Au cours des années difficiles de la révolution et de la chasse contre la religion, Dieu n’a pas laissé l’Eglise Orthodoxe Russe sans le soutien et le conseil de pères compétents. Beaucoup d’entre eux, comme le bienheureux staretz de Optina, Nikon (Belyaev), durent supporter bien des souffrances, au nom du Christ, dans les camps de concentration et de déportation, en finissant souvent leur vie comme martyrs. Malgré tout ceci, dans les rares monastères et les paroisses encore en activité, de nombreux pères, illuminés par la flamme de leur âme, continuèrent à instruire et à soutenir les fidèles dans le salut en Christ. Je suis convaincu qu’une telle abnégation, constante et forte, de la part de ces pères spirituels a certainement anticipé le renouveau religieux qui a commencé dans notre Pays après la chute du régime antireligieux.
De nos jours, quand l’Eglise Orthodoxe Russe a, finalement, obtenu la possibilité de vivre une existence sans entrave et poursuivre sa mission salvatrice et que des millions de personnes s’adresse à elle à la recherche de leur nourriture spirituelle, le problème des pasteurs forts et pieux, capables de guider les fidèles sur la juste voie spirituelle, se fait particulièrement sentir. Nous rendons grâce à Dieu pour son infinie bonté à l’égard des fidèles et nous Le prions pour qu’Il nous fasse le don – comme dans le passé – d’une moisson immense de personnes qui correspondent parfaitement à la figure que Filaret (Amfiteatrov) citait comme « les Pères spirituels qui attirent non vers eux mais vers Dieu ».
Pour conclure, je voudrais exprimer la certitude que notre Congrès, au-delà de son caractère profondément religieux, possède une signification très actuelle et pratique.
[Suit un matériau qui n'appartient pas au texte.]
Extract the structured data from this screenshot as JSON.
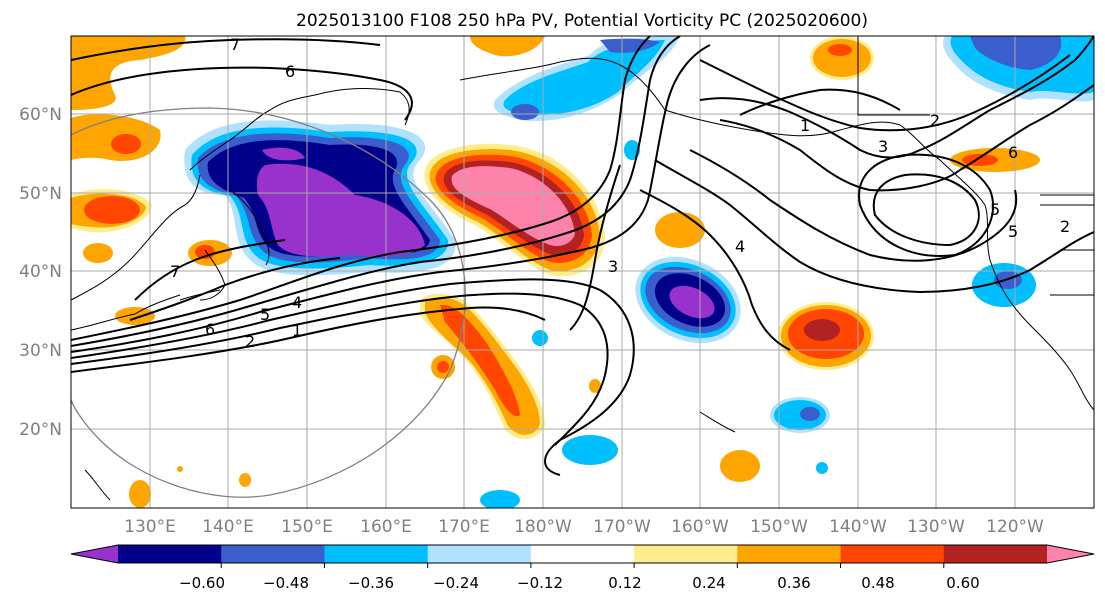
{
  "title": "2025013100 F108 250 hPa PV, Potential Vorticity PC (2025020600)",
  "lat_labels": [
    "60°N",
    "50°N",
    "40°N",
    "30°N",
    "20°N"
  ],
  "lon_labels": [
    "130°E",
    "140°E",
    "150°E",
    "160°E",
    "170°E",
    "180°W",
    "170°W",
    "160°W",
    "150°W",
    "140°W",
    "130°W",
    "120°W"
  ],
  "contour_labels": [
    "7",
    "6",
    "1",
    "2",
    "3",
    "6",
    "4",
    "3",
    "5",
    "7",
    "6",
    "5",
    "4",
    "2",
    "1",
    "5",
    "2"
  ],
  "colorbar": {
    "colors": [
      "#9932cc",
      "#00008b",
      "#3a5fcd",
      "#00bfff",
      "#b0e2ff",
      "#ffffff",
      "#ffec8b",
      "#ffa500",
      "#ff4500",
      "#b22222",
      "#ff82ab"
    ],
    "tick_labels": [
      "−0.60",
      "−0.48",
      "−0.36",
      "−0.24",
      "−0.12",
      "0.12",
      "0.24",
      "0.36",
      "0.48",
      "0.60"
    ]
  }
}
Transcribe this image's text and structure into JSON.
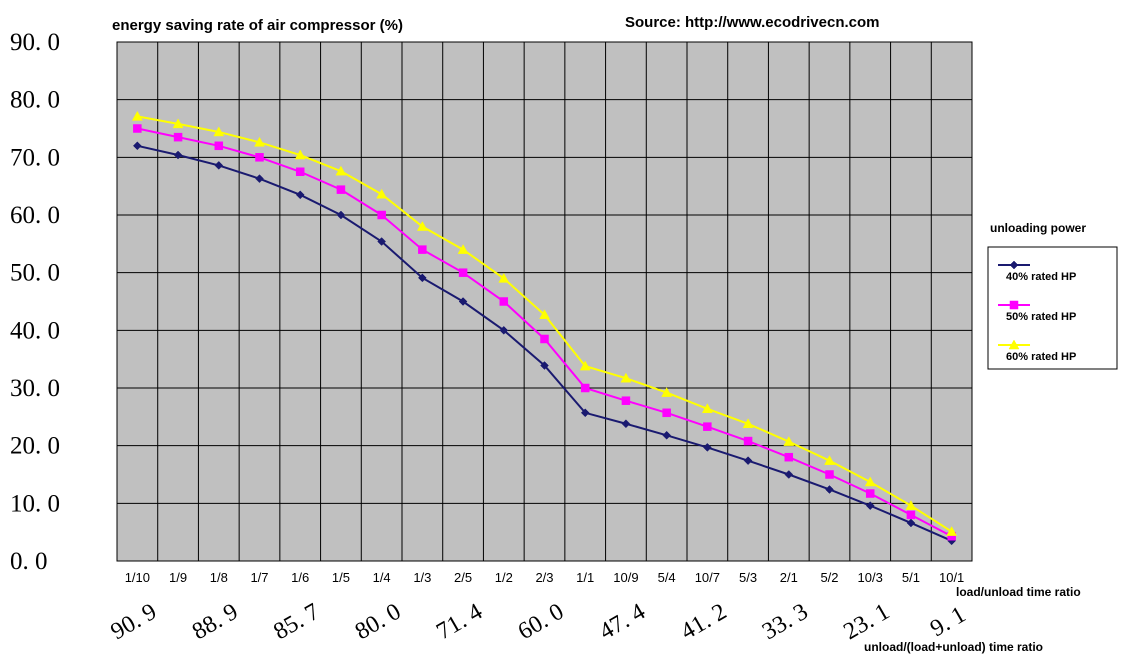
{
  "chart_data": {
    "type": "line",
    "title": "energy saving rate of air compressor (%)",
    "source": "Source: http://www.ecodrivecn.com",
    "categories": [
      "1/10",
      "1/9",
      "1/8",
      "1/7",
      "1/6",
      "1/5",
      "1/4",
      "1/3",
      "2/5",
      "1/2",
      "2/3",
      "1/1",
      "10/9",
      "5/4",
      "10/7",
      "5/3",
      "2/1",
      "5/2",
      "10/3",
      "5/1",
      "10/1"
    ],
    "secondary_categories": [
      "90.9",
      "88.9",
      "85.7",
      "80.0",
      "71.4",
      "60.0",
      "47.4",
      "41.2",
      "33.3",
      "23.1",
      "9.1"
    ],
    "xlabel": "load/unload time ratio",
    "xlabel2": "unload/(load+unload) time ratio",
    "ylim": [
      0,
      90
    ],
    "yticks": [
      "0.0",
      "10.0",
      "20.0",
      "30.0",
      "40.0",
      "50.0",
      "60.0",
      "70.0",
      "80.0",
      "90.0"
    ],
    "grid": true,
    "legend_title": "unloading power",
    "legend_position": "right",
    "series": [
      {
        "name": "40% rated HP",
        "color": "#1a1a70",
        "marker": "diamond",
        "values": [
          72.0,
          70.4,
          68.6,
          66.3,
          63.5,
          60.0,
          55.4,
          49.1,
          45.0,
          40.0,
          33.9,
          25.7,
          23.8,
          21.8,
          19.7,
          17.4,
          15.0,
          12.4,
          9.6,
          6.6,
          3.5
        ]
      },
      {
        "name": "50% rated HP",
        "color": "#ff00ff",
        "marker": "square",
        "values": [
          75.0,
          73.5,
          72.0,
          70.0,
          67.5,
          64.4,
          60.0,
          54.0,
          50.0,
          45.0,
          38.5,
          30.0,
          27.8,
          25.7,
          23.3,
          20.8,
          18.0,
          15.0,
          11.7,
          8.0,
          4.3
        ]
      },
      {
        "name": "60% rated HP",
        "color": "#ffff00",
        "marker": "triangle",
        "values": [
          77.1,
          75.8,
          74.4,
          72.6,
          70.4,
          67.6,
          63.6,
          58.0,
          54.0,
          49.0,
          42.7,
          33.8,
          31.7,
          29.2,
          26.4,
          23.8,
          20.7,
          17.4,
          13.7,
          9.6,
          5.1
        ]
      }
    ]
  }
}
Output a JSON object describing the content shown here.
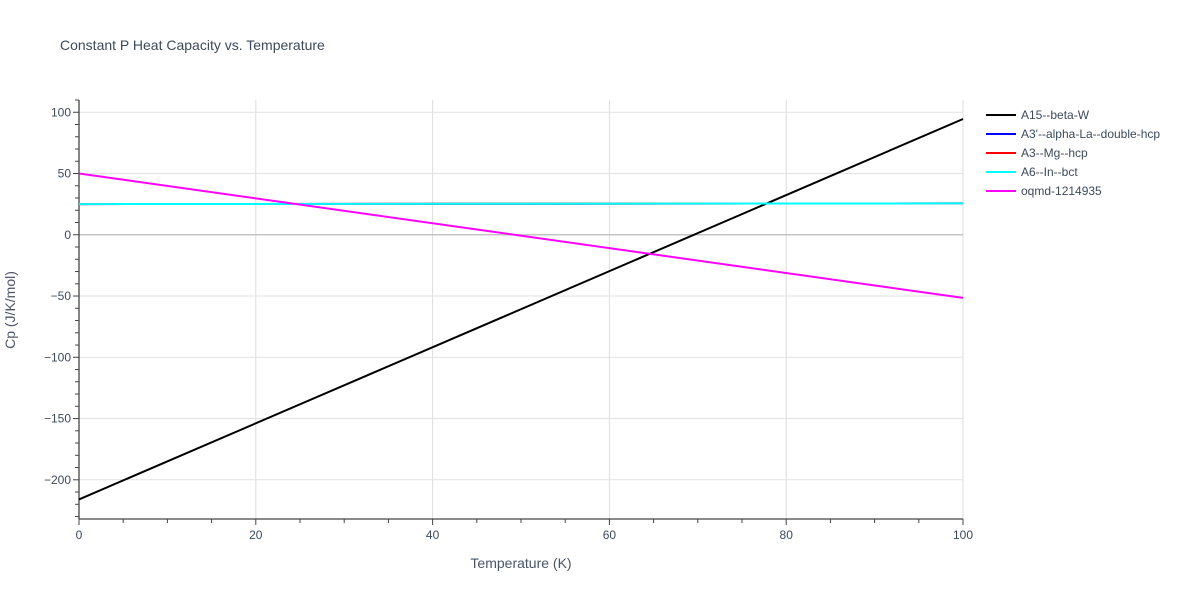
{
  "chart_data": {
    "type": "line",
    "title": "Constant P Heat Capacity vs. Temperature",
    "xlabel": "Temperature (K)",
    "ylabel": "Cp (J/K/mol)",
    "xlim": [
      0,
      100
    ],
    "ylim": [
      -232,
      110
    ],
    "x_ticks": [
      0,
      20,
      40,
      60,
      80,
      100
    ],
    "y_ticks": [
      100,
      50,
      0,
      -50,
      -100,
      -150,
      -200
    ],
    "x_tick_labels": [
      "0",
      "20",
      "40",
      "60",
      "80",
      "100"
    ],
    "y_tick_labels": [
      "100",
      "50",
      "0",
      "−50",
      "−100",
      "−150",
      "−200"
    ],
    "grid": true,
    "legend_position": "top-right",
    "series": [
      {
        "name": "A15--beta-W",
        "color": "#000000",
        "x": [
          0,
          100
        ],
        "y": [
          -216,
          94.5
        ]
      },
      {
        "name": "A3'--alpha-La--double-hcp",
        "color": "#0000ff",
        "x": [
          0,
          100
        ],
        "y": [
          25,
          25.6
        ]
      },
      {
        "name": "A3--Mg--hcp",
        "color": "#ff0000",
        "x": [
          0,
          100
        ],
        "y": [
          25,
          25.6
        ]
      },
      {
        "name": "A6--In--bct",
        "color": "#00ffff",
        "x": [
          0,
          100
        ],
        "y": [
          25,
          25.6
        ]
      },
      {
        "name": "oqmd-1214935",
        "color": "#ff00ff",
        "x": [
          0,
          100
        ],
        "y": [
          50,
          -51.5
        ]
      }
    ]
  }
}
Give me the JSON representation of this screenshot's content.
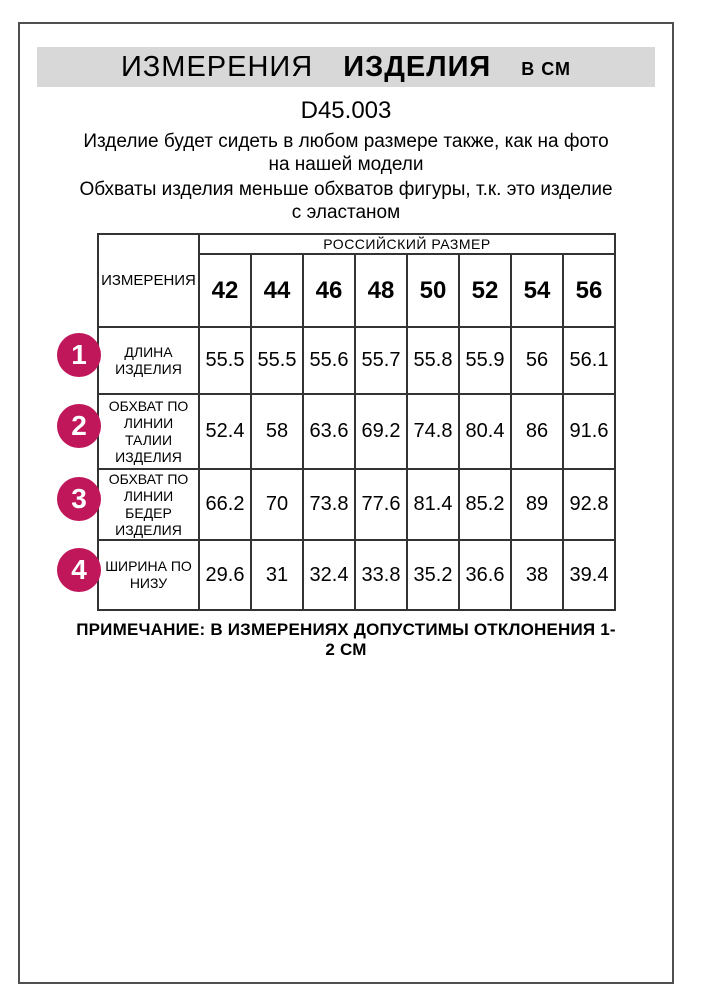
{
  "header": {
    "title_regular": "ИЗМЕРЕНИЯ",
    "title_bold": "ИЗДЕЛИЯ",
    "unit": "В СМ"
  },
  "product_code": "D45.003",
  "intro": {
    "line1": "Изделие будет сидеть в любом размере также, как на фото на нашей модели",
    "line2": "Обхваты изделия меньше обхватов фигуры, т.к. это изделие с эластаном"
  },
  "table": {
    "corner_header": "ИЗМЕРЕНИЯ",
    "group_header": "РОССИЙСКИЙ РАЗМЕР",
    "sizes": [
      "42",
      "44",
      "46",
      "48",
      "50",
      "52",
      "54",
      "56"
    ],
    "rows": [
      {
        "num": "1",
        "label": "ДЛИНА ИЗДЕЛИЯ",
        "values": [
          "55.5",
          "55.5",
          "55.6",
          "55.7",
          "55.8",
          "55.9",
          "56",
          "56.1"
        ]
      },
      {
        "num": "2",
        "label": "ОБХВАТ ПО ЛИНИИ ТАЛИИ ИЗДЕЛИЯ",
        "values": [
          "52.4",
          "58",
          "63.6",
          "69.2",
          "74.8",
          "80.4",
          "86",
          "91.6"
        ]
      },
      {
        "num": "3",
        "label": "ОБХВАТ ПО ЛИНИИ БЕДЕР ИЗДЕЛИЯ",
        "values": [
          "66.2",
          "70",
          "73.8",
          "77.6",
          "81.4",
          "85.2",
          "89",
          "92.8"
        ]
      },
      {
        "num": "4",
        "label": "ШИРИНА ПО НИЗУ",
        "values": [
          "29.6",
          "31",
          "32.4",
          "33.8",
          "35.2",
          "36.6",
          "38",
          "39.4"
        ]
      }
    ]
  },
  "note": "ПРИМЕЧАНИЕ: В ИЗМЕРЕНИЯХ ДОПУСТИМЫ ОТКЛОНЕНИЯ 1-2 СМ",
  "colors": {
    "accent": "#c0165a",
    "bar_bg": "#d8d8d8",
    "page_border": "#4f4f4f",
    "grid": "#333333"
  }
}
Je pense que le fait de nous adresser à l’expérience enrichissante de la Paternité Orthodoxe peut, sans le moindre doute, aider beaucoup de chrétiens de notre époque, qui se trouvent au carrefour de la vie et sont soumis à toutes sortes de tentations et de doutes et leur permettre de trouver encore l’espoir sur leur chemin spirituel.
De tout cœur, je souhaite aux organisateurs et aux participants de cette Conférence de recevoir le soutien généreux de Dieu dans leur vie personnelle.